To find the final amount owed after 6 years with compound interest, we can use the formula for compound interest: \[ A = P \left(1 + \frac{r}{n}\right)^{nt} \] where: - \( A \) is the amount of money accumulated after n years, including interest. - \( P \) is the principal amount (the initial amount of money). - \( r \) is the annual interest rate (decimal). - \( n \) is the number of times that interest is compounded per year. - \( t \) is the number of years the money is invested or borrowed. ### Given values: - \( P = 2000 \) - \( r = 0.11 \) (11% as a decimal) - \( n = 2 \) (since the interest is compounded semiannually) - \( t = 6 \) ### Step 1: Substitute the values into the formula We will substitute the known values into the compound interest formula: \[ A = 2000 \left(1 + \frac{0.11}{2}\right)^{2 \times 6} \] ### Step 2: Calculate the expression inside the parentheses First, calculate \( \frac{0.11}{2} \): \[ \frac{0.11}{2} = 0.055 \] Now, substitute this back into the formula: \[ A = 2000 \left(1 + 0.055\right)^{12} \] ### Step 3: Calculate \( 1 + 0.055 \) \[ 1 + 0.055 = 1.055 \] ### Step 4: Raise \( 1.055 \) to the power of \( 12 \) Now we need to calculate \( (1.055)^{12} \): \[ (1.055)^{12} \] ### Step 5: Multiply by the principal amount Finally, multiply the result by \( 2000 \): \[ A = 2000 \times (1.055)^{12} \] Now, let's perform the calculations to find the final amount \( A \).
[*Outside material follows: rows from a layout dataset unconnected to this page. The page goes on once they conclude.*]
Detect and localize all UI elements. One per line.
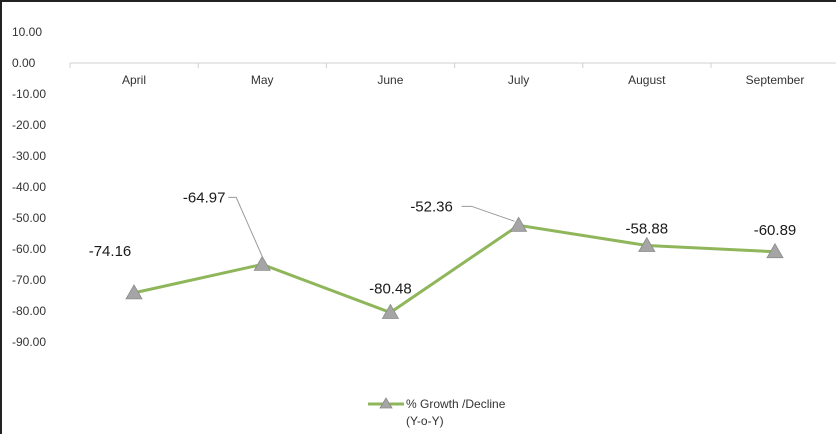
triangle-icon (509, 216, 528, 232)
y-tick-label: -50.00 (12, 211, 46, 225)
x-tick-label: May (251, 73, 274, 87)
data-labels: -74.16 -64.97 -80.48 -52.36 -58.88 -60.89 (89, 189, 797, 297)
data-label: -52.36 (410, 198, 453, 215)
y-tick-label: -30.00 (12, 149, 46, 163)
data-label: -64.97 (183, 189, 226, 206)
triangle-icon (766, 242, 784, 259)
y-tick-label: -40.00 (12, 180, 46, 194)
triangle-icon (638, 236, 656, 252)
leader-line (461, 205, 515, 222)
y-tick-label: -20.00 (12, 118, 46, 132)
x-tick-label: April (122, 73, 146, 87)
x-tick-label: July (508, 73, 529, 87)
y-tick-label: -60.00 (12, 242, 46, 256)
data-label: -58.88 (626, 221, 669, 238)
legend-label: (Y-o-Y) (406, 414, 444, 428)
series-layer (125, 216, 784, 319)
triangle-icon (125, 284, 143, 300)
x-tick-label: September (746, 73, 805, 87)
legend-label: % Growth /Decline (406, 397, 506, 411)
leader-line (228, 196, 263, 257)
legend: % Growth /Decline (Y-o-Y) (368, 397, 506, 428)
y-tick-label: -70.00 (12, 273, 46, 287)
series-line (133, 223, 776, 314)
x-tick-label: August (628, 73, 666, 87)
x-tick-label: June (377, 73, 403, 87)
data-label: -74.16 (89, 243, 132, 260)
x-axis: April May June July August September (69, 62, 836, 87)
data-label: -80.48 (369, 280, 412, 297)
y-tick-label: 10.00 (12, 25, 42, 39)
y-tick-label: 0.00 (12, 56, 36, 70)
legend-triangle-icon (379, 397, 393, 409)
data-label: -60.89 (754, 222, 797, 239)
y-tick-label: -10.00 (12, 87, 46, 101)
y-axis: 10.00 0.00 -10.00 -20.00 -30.00 -40.00 -50.00 -… (12, 25, 46, 349)
y-tick-label: -90.00 (12, 335, 46, 349)
triangle-icon (253, 255, 271, 271)
triangle-icon (381, 303, 400, 319)
y-tick-label: -80.00 (12, 304, 46, 318)
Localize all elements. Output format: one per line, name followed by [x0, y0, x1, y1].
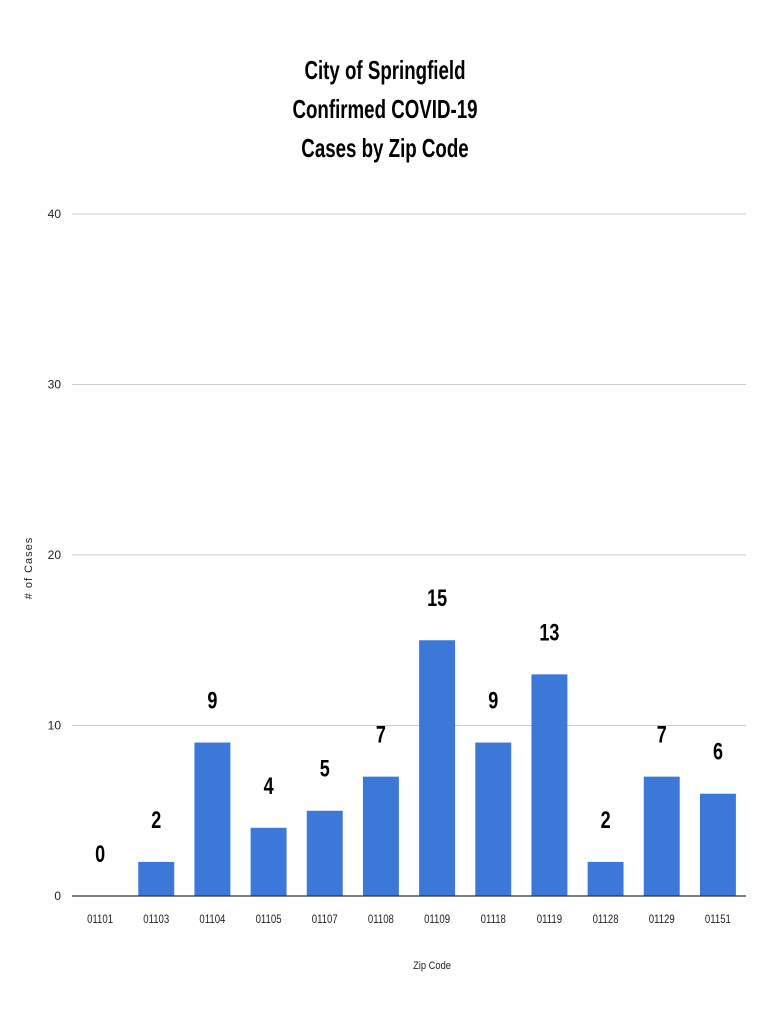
data-label: 7 [657, 722, 667, 748]
chart-title-line: City of Springfield [304, 55, 465, 85]
y-tick-label: 40 [48, 207, 62, 221]
y-tick-label: 30 [48, 378, 62, 392]
bar [699, 793, 736, 896]
gridlines [72, 213, 746, 726]
y-tick-label: 10 [48, 719, 62, 733]
chart-title: City of Springfield Confirmed COVID-19 Cas… [292, 55, 477, 163]
data-label: 4 [264, 773, 274, 799]
bar [306, 810, 343, 896]
x-axis-title: Zip Code [413, 960, 451, 972]
bar [250, 827, 287, 896]
data-label: 0 [95, 842, 105, 868]
y-tick-label: 20 [48, 548, 62, 562]
bar [475, 742, 512, 896]
x-tick-label: 01108 [368, 913, 394, 926]
data-label: 9 [207, 688, 217, 714]
data-label: 13 [539, 620, 559, 646]
chart-title-line: Confirmed COVID-19 [292, 94, 477, 124]
chart-title-line: Cases by Zip Code [301, 133, 468, 163]
data-label: 15 [427, 586, 447, 612]
y-tick-label: 0 [54, 889, 61, 903]
y-axis-ticks: 0 10 20 30 40 [48, 207, 62, 903]
x-axis-ticks: 01101 01103 01104 01105 01107 01108 01109 01118… [87, 913, 731, 926]
x-tick-label: 01107 [312, 913, 338, 926]
x-tick-label: 01105 [256, 913, 282, 926]
data-label: 9 [488, 688, 498, 714]
x-tick-label: 01109 [424, 913, 450, 926]
bar [419, 640, 456, 896]
data-label: 2 [601, 808, 611, 834]
data-label: 6 [713, 739, 723, 765]
y-axis-title: # of Cases [23, 537, 35, 600]
x-tick-label: 01151 [705, 913, 731, 926]
x-tick-label: 01104 [199, 913, 225, 926]
x-tick-label: 01101 [87, 913, 113, 926]
bar [138, 861, 175, 896]
x-tick-label: 01103 [143, 913, 169, 926]
bar [362, 776, 399, 896]
data-labels: 0 2 9 4 5 7 15 9 13 2 7 6 [95, 586, 723, 868]
x-tick-label: 01119 [537, 913, 562, 926]
bar [531, 674, 568, 896]
data-label: 7 [376, 722, 386, 748]
x-tick-label: 01128 [593, 913, 619, 926]
data-label: 5 [320, 756, 330, 782]
x-tick-label: 01118 [481, 913, 506, 926]
bar [194, 742, 231, 896]
bars [138, 640, 736, 896]
bar [643, 776, 680, 896]
data-label: 2 [151, 808, 161, 834]
x-tick-label: 01129 [649, 913, 675, 926]
bar [587, 861, 624, 896]
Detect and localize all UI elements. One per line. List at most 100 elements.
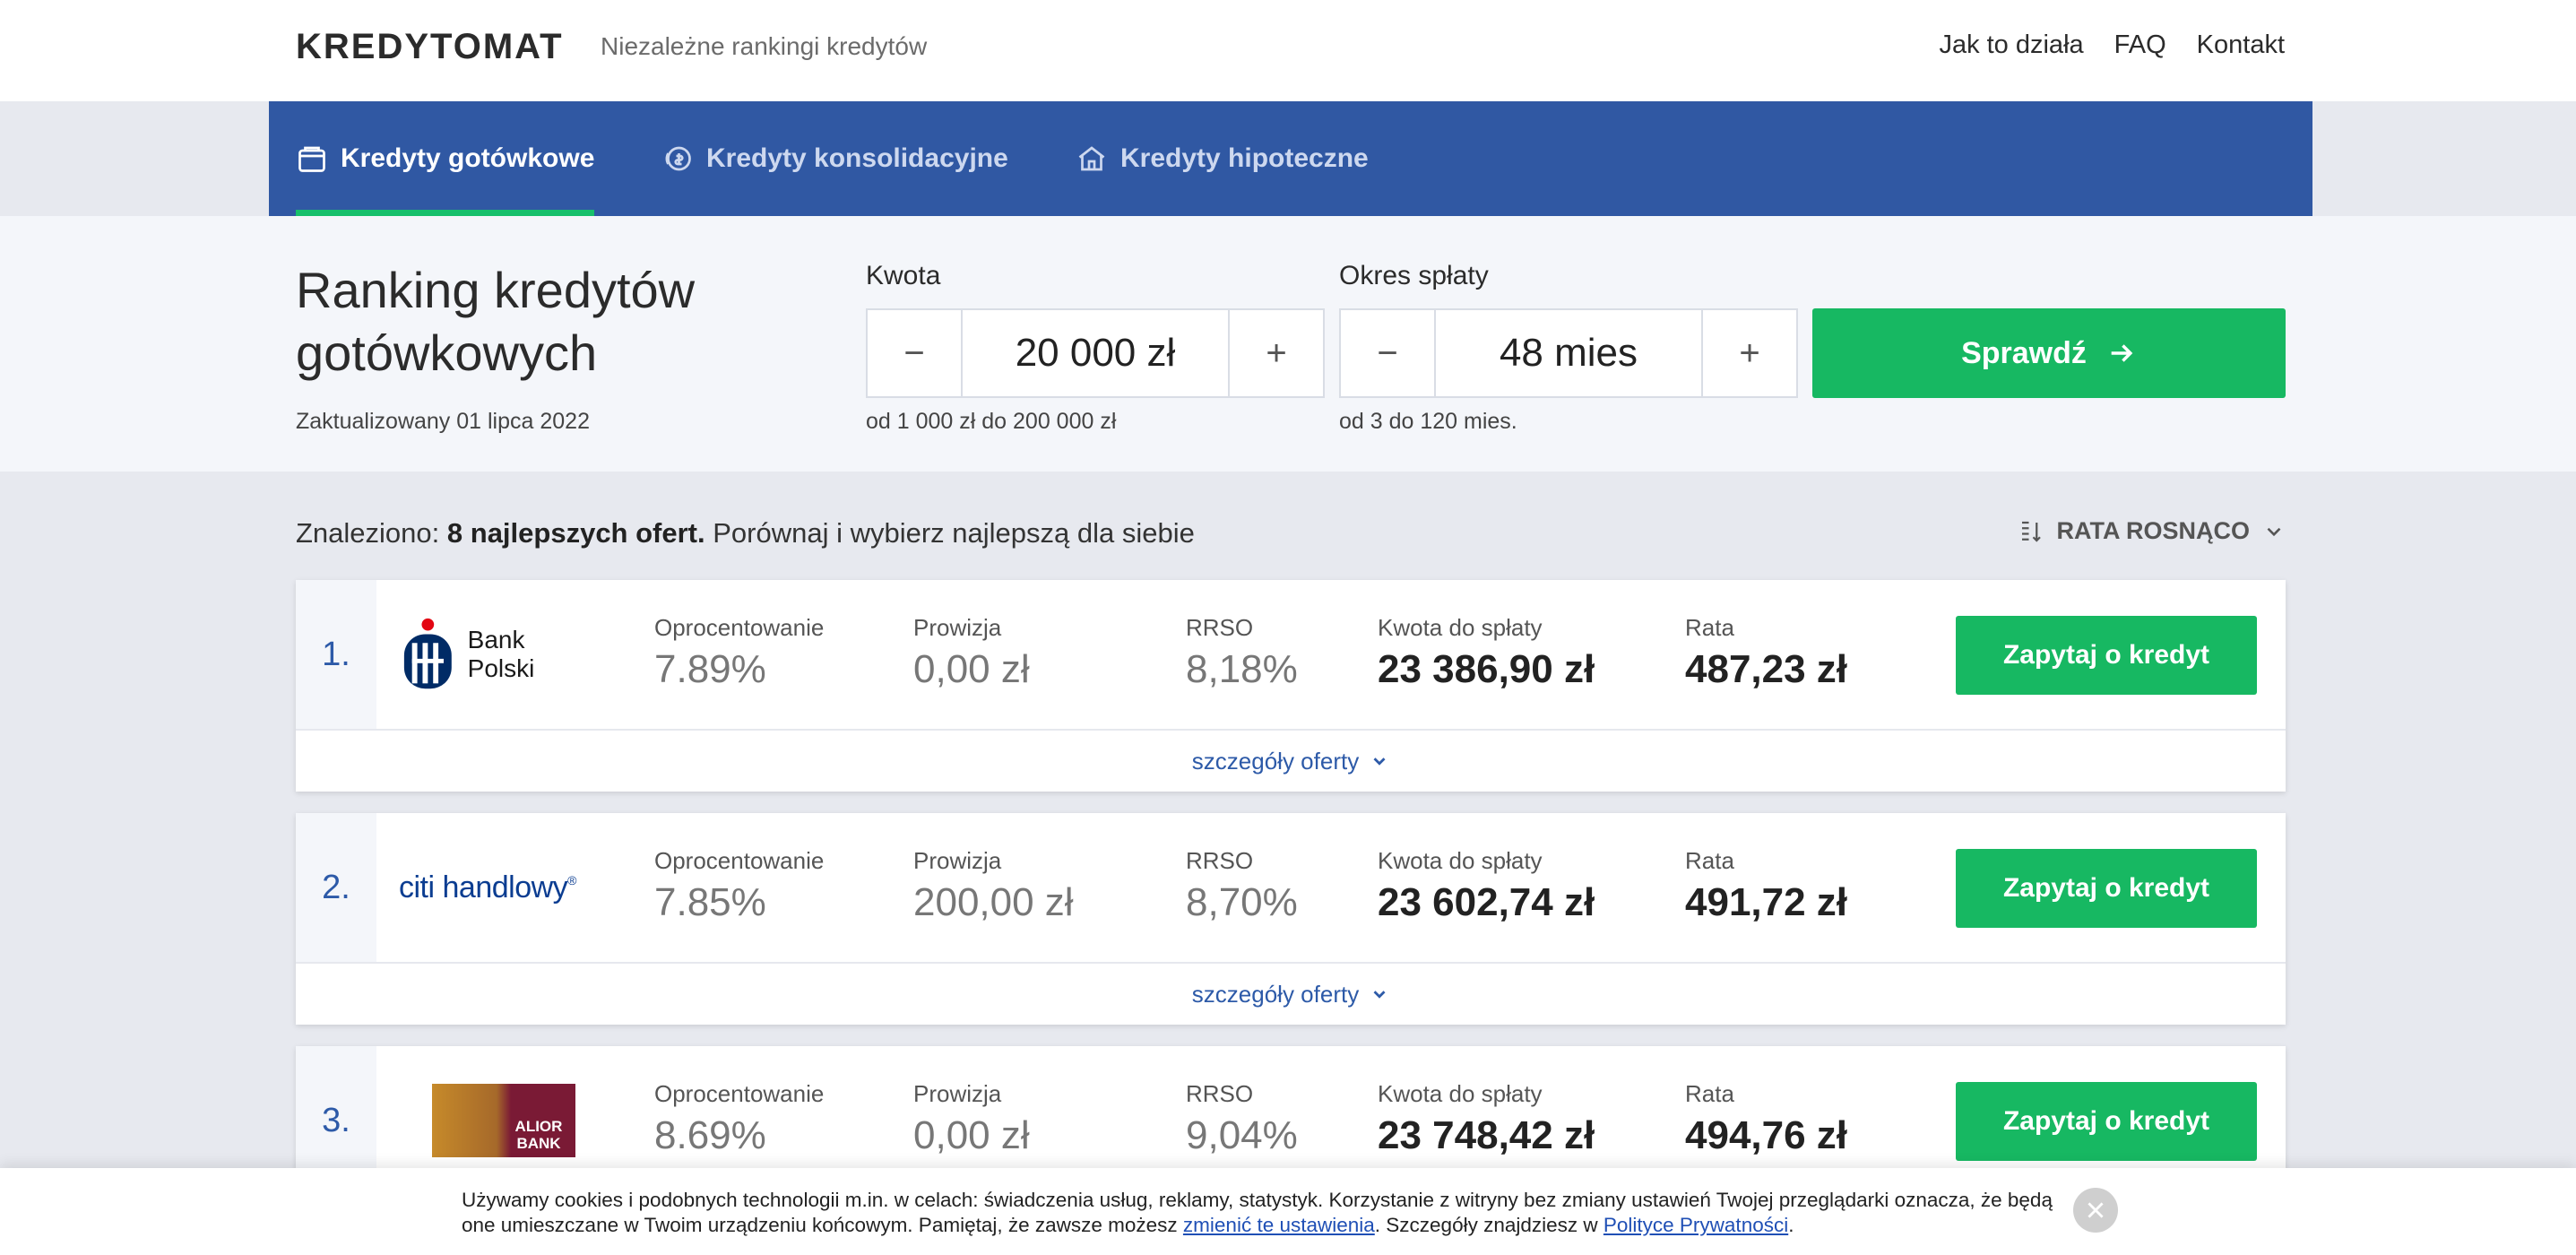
tab-label: Kredyty gotówkowe [341,143,595,173]
privacy-policy-link[interactable]: Polityce Prywatności [1603,1214,1789,1236]
results-count: 8 najlepszych ofert. [446,517,705,549]
site-logo[interactable]: KREDYTOMAT [296,27,564,66]
fee-column: Prowizja 200,00 zł [913,847,1074,925]
ask-loan-button[interactable]: Zapytaj o kredyt [1956,849,2257,928]
offer-details-toggle[interactable]: szczegóły oferty [296,729,2286,792]
sort-dropdown[interactable]: RATA ROSNĄCO [2018,517,2286,545]
chevron-down-icon [1373,991,1386,999]
site-tagline: Niezależne rankingi kredytów [601,32,928,60]
offer-rank: 2. [296,813,376,962]
installment-column: Rata 491,72 zł [1685,847,1847,925]
rrso-column: RRSO 8,70% [1186,847,1298,925]
offer-details-toggle[interactable]: szczegóły oferty [296,962,2286,1025]
rate-value: 7.85% [654,880,766,924]
chevron-down-icon [2267,527,2281,536]
results-suffix: Porównaj i wybierz najlepszą dla siebie [713,517,1195,549]
bank-logo: ALIOR BANK [432,1082,629,1159]
period-decrease-button[interactable]: − [1377,333,1398,373]
cookie-text-part: . Szczegóły znajdziesz w [1374,1214,1604,1236]
total-label: Kwota do spłaty [1378,847,1543,874]
period-label: Okres spłaty [1339,261,1489,290]
offer-rank: 1. [296,580,376,729]
bank-name: Bank Polski [467,626,535,682]
offer-card: 2. citi handlowy ® Oprocentowanie 7.85% P… [296,813,2286,1025]
rrso-label: RRSO [1186,1080,1254,1107]
total-label: Kwota do spłaty [1378,1080,1543,1107]
rrso-label: RRSO [1186,614,1254,641]
installment-label: Rata [1685,614,1734,641]
tab-mortgage-loans[interactable]: Kredyty hipoteczne [1076,101,1369,216]
rrso-value: 8,18% [1186,647,1298,691]
rrso-label: RRSO [1186,847,1254,874]
nav-link-faq[interactable]: FAQ [2114,30,2166,59]
details-label: szczegóły oferty [1191,980,1360,1008]
bank-logo: citi handlowy ® [399,849,596,926]
ask-loan-button[interactable]: Zapytaj o kredyt [1956,616,2257,695]
cookie-text-part: . [1788,1214,1794,1236]
period-input[interactable]: 48 mies [1434,310,1703,396]
installment-column: Rata 487,23 zł [1685,614,1847,692]
rrso-column: RRSO 9,04% [1186,1080,1298,1158]
installment-label: Rata [1685,1080,1734,1107]
cookie-text: Używamy cookies i podobnych technologii … [462,1188,2066,1238]
updated-date: Zaktualizowany 01 lipca 2022 [296,409,590,434]
installment-value: 491,72 zł [1685,880,1848,924]
rrso-value: 9,04% [1186,1113,1298,1157]
amount-range: od 1 000 zł do 200 000 zł [866,409,1117,434]
cookie-settings-link[interactable]: zmienić te ustawienia [1182,1214,1375,1236]
total-label: Kwota do spłaty [1378,614,1543,641]
house-icon [1078,146,1105,171]
bank-name: ALIOR BANK [514,1118,563,1152]
fee-column: Prowizja 0,00 zł [913,614,1030,692]
fee-column: Prowizja 0,00 zł [913,1080,1030,1158]
bank-name: citi handlowy [399,870,568,904]
rate-column: Oprocentowanie 7.89% [654,614,824,692]
amount-stepper: − 20 000 zł + [866,308,1325,398]
installment-value: 494,76 zł [1685,1113,1848,1157]
results-prefix: Znaleziono: [296,517,440,549]
tab-label: Kredyty konsolidacyjne [706,143,1008,173]
rrso-column: RRSO 8,18% [1186,614,1298,692]
fee-label: Prowizja [913,847,1002,874]
cookie-banner: Używamy cookies i podobnych technologii … [0,1168,2576,1255]
tab-cash-loans[interactable]: Kredyty gotówkowe [296,101,595,216]
amount-increase-button[interactable]: + [1266,333,1287,373]
rate-column: Oprocentowanie 7.85% [654,847,824,925]
fee-label: Prowizja [913,1080,1002,1107]
cookie-text-part: Używamy cookies i podobnych technologii … [462,1189,2053,1236]
top-nav: Jak to działa FAQ Kontakt [1939,30,2285,60]
nav-link-contact[interactable]: Kontakt [2196,30,2285,59]
nav-link-how-it-works[interactable]: Jak to działa [1939,30,2084,59]
total-value: 23 386,90 zł [1378,647,1595,691]
offer-card: 1. Bank Polski Oprocentowanie 7.89% Prowi… [296,580,2286,792]
check-button[interactable]: Sprawdź [1812,308,2286,398]
period-stepper: − 48 mies + [1339,308,1798,398]
amount-label: Kwota [866,261,941,290]
close-icon [2088,1202,2104,1218]
category-tabs: Kredyty gotówkowe Kredyty konsolidacyjne… [269,101,2312,216]
amount-input[interactable]: 20 000 zł [961,310,1230,396]
period-range: od 3 do 120 mies. [1339,409,1517,434]
fee-value: 200,00 zł [913,880,1074,924]
amount-decrease-button[interactable]: − [903,333,925,373]
arrow-right-icon [2111,344,2133,362]
period-increase-button[interactable]: + [1739,333,1760,373]
rrso-value: 8,70% [1186,880,1298,924]
tab-consolidation-loans[interactable]: Kredyty konsolidacyjne [661,101,1008,216]
chevron-down-icon [1373,757,1386,766]
rate-column: Oprocentowanie 8.69% [654,1080,824,1158]
fee-value: 0,00 zł [913,647,1030,691]
coins-icon [665,146,691,171]
wallet-icon [298,146,325,172]
cookie-close-button[interactable] [2073,1188,2118,1233]
total-column: Kwota do spłaty 23 748,42 zł [1378,1080,1595,1158]
ask-loan-button[interactable]: Zapytaj o kredyt [1956,1082,2257,1161]
fee-value: 0,00 zł [913,1113,1030,1157]
total-column: Kwota do spłaty 23 386,90 zł [1378,614,1595,692]
bank-logo: Bank Polski [399,616,596,693]
sort-label: RATA ROSNĄCO [2056,517,2251,544]
installment-value: 487,23 zł [1685,647,1848,691]
installment-column: Rata 494,76 zł [1685,1080,1847,1158]
page-title: Ranking kredytów gotówkowych [296,262,696,381]
details-label: szczegóły oferty [1191,747,1360,775]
Calculate the value by following steps: - step0: Calculate: \(2000\times 1.055^{12}\) - step1: Convert the expressions: \(2000\left(\frac{211}{200}\right)^{12}\) - step2: Simplify: \(2000\times \frac{211^{12}}{200^{12}}\) - step3: Rewrite the expression: \(200\times 10\times \frac{211^{12}}{200^{12}}\) - step4: Reduce the numbers: \(10\times \frac{211^{12}}{200^{11}}\) - step5: Rewrite the expression: \(10\times \frac{211^{12}}{100^{11}\times 2^{11}}\) - step6: Rewrite the expression: \(10\times \frac{211^{12}}{10^{22}\times 2^{11}}\) - step7: Reduce the numbers: \(1\times \frac{211^{12}}{10^{21}\times 2^{11}}\) - step8: Multiply the fractions: \(\frac{211^{12}}{2048\times 10^{21}}\) The calculation gives us: \[ A \approx 3802.414972 \] ### Step 6: Round to the nearest cent Rounding \( 3802.414972 \) to the nearest cent, we get: \[ A \approx 3802.41 \] ### Final Answer The amount owed after 6 years is approximately **\$3802.41**.